INDONESIAKOMA.COM, JAKARTA —
Asrama Haji Pondok Gede, Rabu siang, menjadi ruang pertemuan berbagai kalangan yang tengah mengikuti seminar Blueprint & Roadmap Langit 2026–2029 garapan Majelis Gerakan Akhir Zaman (GAZA). Suasananya meluas dari diskusi teologis hingga pembacaan ulang dinamika global, menandai pendekatan khas majelis yang memadukan spiritualitas dan analisis strategis.
Ketua GAZA, Diki, membuka seminar dengan penjelasan ihwal metode penyusunan roadmap empat tahun ke depan. Ribuan mubasyirat atau mimpi benar dihimpun dari berbagai daerah, lalu dianalisis bersisian dengan data sosial-politik dan pembacaan geopolitik. Bagi GAZA, mubasyirat menjadi semacam intelijen spiritual yang memperkaya cara melihat perubahan dunia.
Paparan dimulai dari tahun 2026 yang disebut sebagai fase “kesadaran dan konsolidasi”. GAZA memandang tekanan ekonomi global dapat mendorong kemandirian komunitas, menguatkan pendidikan keluarga, dan menghidupkan kembali gerakan pemurnian nilai. Di ranah regional, Indonesia diproyeksikan tetap aktif dalam diplomasi kawasan, meski menghadapi tekanan agar berpihak pada blok tertentu.
Memasuki 2027, seminar menggambarkan fase “ujian dan gejolak”. Ujian integritas bagi elite nasional diprediksi mengemuka di tengah stabilitas politik yang tertekan. Nilai tukar yang melemah, potensi bencana alam, serta kemungkinan krisis kesehatan dipandang sebagai titik uji efektivitas pemerintahan dan solidaritas publik. Di luar negeri, ketegangan di Timur Tengah dan Asia Selatan diperkirakan meningkat tajam.
Tahun 2028 dibaca sebagai fase “peralihan dan konflik besar”. GAZA menyebut arena politik nasional berpotensi menghangat, didorong isu identitas dan kemandirian bangsa. Krisis energi, ekonomi, dan pangan dianggap dapat memicu gejolak sosial, namun juga membuka ruang bagi inisiatif lokal dan diplomasi yang lebih independen. Pada skala global, berbagai titik panas seperti Kashmir dan Laut Cina Selatan diperkirakan dapat memicu eskalasi lebih luas.
Sementara 2029 diproyeksikan sebagai fase “penentuan dan kebangkitan awal”. Dalam pemaparannya, GAZA menilai Indonesia berpeluang menyaksikan lahirnya kepemimpinan yang lebih berorientasi kemandirian.
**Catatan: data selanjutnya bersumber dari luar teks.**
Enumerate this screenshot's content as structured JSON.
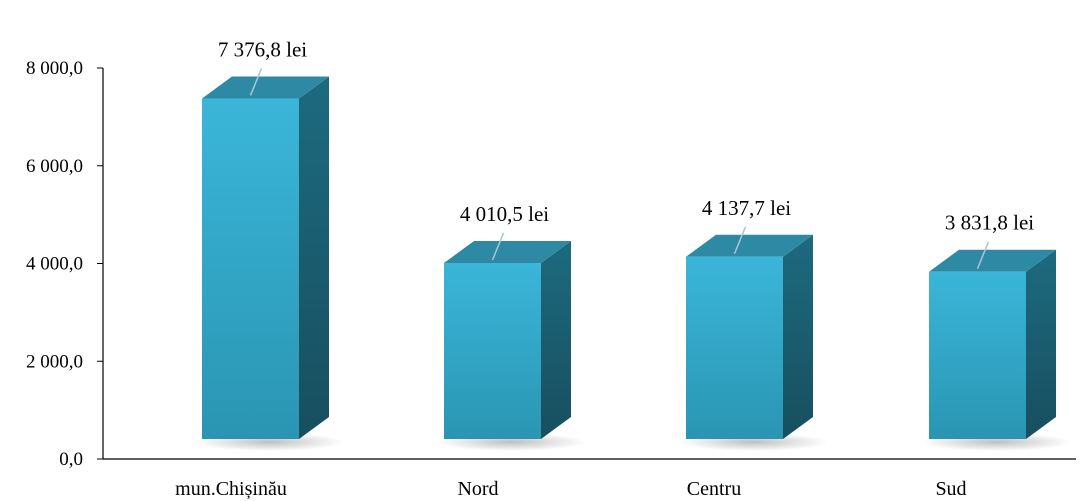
{
  "chart_data": {
    "type": "bar",
    "style": "3d-column",
    "categories": [
      "mun.Chișinău",
      "Nord",
      "Centru",
      "Sud"
    ],
    "values": [
      7376.8,
      4010.5,
      4137.7,
      3831.8
    ],
    "data_labels": [
      "7 376,8 lei",
      "4 010,5 lei",
      "4 137,7 lei",
      "3 831,8 lei"
    ],
    "y_ticks": [
      {
        "value": 0,
        "label": "0,0"
      },
      {
        "value": 2000,
        "label": "2 000,0"
      },
      {
        "value": 4000,
        "label": "4 000,0"
      },
      {
        "value": 6000,
        "label": "6 000,0"
      },
      {
        "value": 8000,
        "label": "8 000,0"
      }
    ],
    "ylim": [
      0,
      8000
    ],
    "grid": false,
    "legend": "none",
    "colors": {
      "front_top": "#3ab6d9",
      "front_bottom": "#2a95b3",
      "side": "#1d6a7f",
      "top": "#2e8aa4",
      "leader": "#a9c6d6",
      "axis": "#000000"
    }
  }
}
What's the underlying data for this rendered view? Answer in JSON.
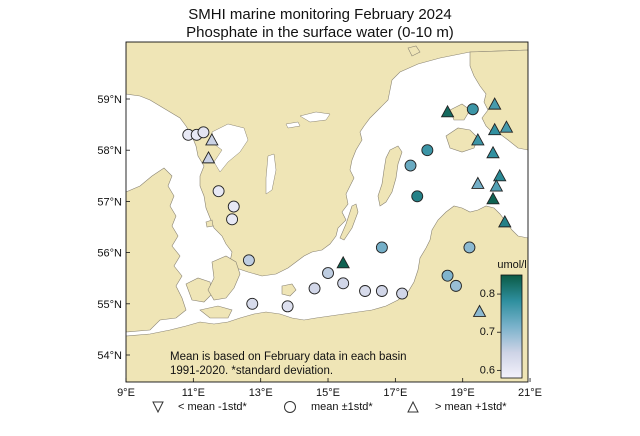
{
  "title": "SMHI marine monitoring February 2024",
  "subtitle": "Phosphate in the surface water (0-10 m)",
  "note_line1": "Mean is based on February data in each basin",
  "note_line2": "1991-2020. *standard deviation.",
  "lat_labels": [
    "59°N",
    "58°N",
    "57°N",
    "56°N",
    "55°N",
    "54°N"
  ],
  "lat_values": [
    59,
    58,
    57,
    56,
    55,
    54
  ],
  "lon_labels": [
    "9°E",
    "11°E",
    "13°E",
    "15°E",
    "17°E",
    "19°E",
    "21°E"
  ],
  "lon_values": [
    9,
    11,
    13,
    15,
    17,
    19,
    21
  ],
  "colorbar": {
    "title": "umol/l",
    "ticks": [
      "0.8",
      "0.7",
      "0.6"
    ],
    "tick_values": [
      0.8,
      0.7,
      0.6
    ],
    "min": 0.58,
    "max": 0.85
  },
  "legend": {
    "below": "< mean -1std*",
    "within": "mean ±1std*",
    "above": "> mean +1std*"
  },
  "colors": {
    "land": "#efe5b6",
    "sea": "#ffffff",
    "coast": "#8a8474",
    "low": "#f4f2fb",
    "mid": "#3c9cb2",
    "high": "#0d5a45"
  },
  "stations": [
    {
      "lon": 10.85,
      "lat": 58.3,
      "shape": "circle",
      "value": 0.6
    },
    {
      "lon": 11.1,
      "lat": 58.3,
      "shape": "circle",
      "value": 0.6
    },
    {
      "lon": 11.3,
      "lat": 58.35,
      "shape": "circle",
      "value": 0.61
    },
    {
      "lon": 11.55,
      "lat": 58.2,
      "shape": "triangle",
      "value": 0.65
    },
    {
      "lon": 11.45,
      "lat": 57.85,
      "shape": "triangle",
      "value": 0.65
    },
    {
      "lon": 11.75,
      "lat": 57.2,
      "shape": "circle",
      "value": 0.6
    },
    {
      "lon": 12.2,
      "lat": 56.9,
      "shape": "circle",
      "value": 0.6
    },
    {
      "lon": 12.15,
      "lat": 56.65,
      "shape": "circle",
      "value": 0.6
    },
    {
      "lon": 12.65,
      "lat": 55.85,
      "shape": "circle",
      "value": 0.66
    },
    {
      "lon": 12.75,
      "lat": 55.0,
      "shape": "circle",
      "value": 0.63
    },
    {
      "lon": 13.8,
      "lat": 54.95,
      "shape": "circle",
      "value": 0.62
    },
    {
      "lon": 14.6,
      "lat": 55.3,
      "shape": "circle",
      "value": 0.64
    },
    {
      "lon": 15.0,
      "lat": 55.6,
      "shape": "circle",
      "value": 0.66
    },
    {
      "lon": 15.45,
      "lat": 55.8,
      "shape": "triangle",
      "value": 0.84
    },
    {
      "lon": 15.45,
      "lat": 55.4,
      "shape": "circle",
      "value": 0.64
    },
    {
      "lon": 16.1,
      "lat": 55.25,
      "shape": "circle",
      "value": 0.63
    },
    {
      "lon": 16.6,
      "lat": 55.25,
      "shape": "circle",
      "value": 0.64
    },
    {
      "lon": 17.2,
      "lat": 55.2,
      "shape": "circle",
      "value": 0.64
    },
    {
      "lon": 16.6,
      "lat": 56.1,
      "shape": "circle",
      "value": 0.72
    },
    {
      "lon": 17.45,
      "lat": 57.7,
      "shape": "circle",
      "value": 0.73
    },
    {
      "lon": 17.95,
      "lat": 58.0,
      "shape": "circle",
      "value": 0.77
    },
    {
      "lon": 18.55,
      "lat": 58.75,
      "shape": "triangle",
      "value": 0.83
    },
    {
      "lon": 19.3,
      "lat": 58.8,
      "shape": "circle",
      "value": 0.77
    },
    {
      "lon": 19.95,
      "lat": 58.9,
      "shape": "triangle",
      "value": 0.76
    },
    {
      "lon": 19.95,
      "lat": 58.4,
      "shape": "triangle",
      "value": 0.78
    },
    {
      "lon": 19.45,
      "lat": 58.2,
      "shape": "triangle",
      "value": 0.77
    },
    {
      "lon": 20.3,
      "lat": 58.45,
      "shape": "triangle",
      "value": 0.76
    },
    {
      "lon": 17.65,
      "lat": 57.1,
      "shape": "circle",
      "value": 0.8
    },
    {
      "lon": 19.45,
      "lat": 57.35,
      "shape": "triangle",
      "value": 0.72
    },
    {
      "lon": 19.9,
      "lat": 57.95,
      "shape": "triangle",
      "value": 0.78
    },
    {
      "lon": 20.1,
      "lat": 57.5,
      "shape": "triangle",
      "value": 0.79
    },
    {
      "lon": 20.0,
      "lat": 57.3,
      "shape": "triangle",
      "value": 0.75
    },
    {
      "lon": 19.9,
      "lat": 57.05,
      "shape": "triangle",
      "value": 0.84
    },
    {
      "lon": 20.25,
      "lat": 56.6,
      "shape": "triangle",
      "value": 0.8
    },
    {
      "lon": 19.2,
      "lat": 56.1,
      "shape": "circle",
      "value": 0.7
    },
    {
      "lon": 18.55,
      "lat": 55.55,
      "shape": "circle",
      "value": 0.71
    },
    {
      "lon": 18.8,
      "lat": 55.35,
      "shape": "circle",
      "value": 0.69
    },
    {
      "lon": 19.5,
      "lat": 54.85,
      "shape": "triangle",
      "value": 0.7
    }
  ]
}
Konsolidasi nasional diperkirakan menguat seiring dorongan untuk membangun ketahanan pangan, energi, dan pertahanan. Di tingkat kawasan, Indonesia, Malaysia, Pakistan, dan Bangladesh disebut berpotensi membentuk poros kerjasama baru umat Islam.
Di tengah gambaran dunia yang dipaparkan memasuki fase pascakonflik besar, seminar melihat kemungkinan lahirnya tatanan global yang lebih multipolar. Fase ini, menurut GAZA, membuka ruang kebangkitan spiritual dan politik umat Islam, sekaligus menjadi masa persiapan menghadapi gejolak yang mereka sebut sebagai fase akhir zaman.
Mengakhiri pemaparan, Diki menegaskan pentingnya fondasi spiritual, kemandirian, dan persatuan dalam menghadapi perubahan cepat dunia. “Hikmah harus diambil, bukan ditakuti,” ujarnya, menutup rangkaian presentasi yang menarik perhatian peserta seminar.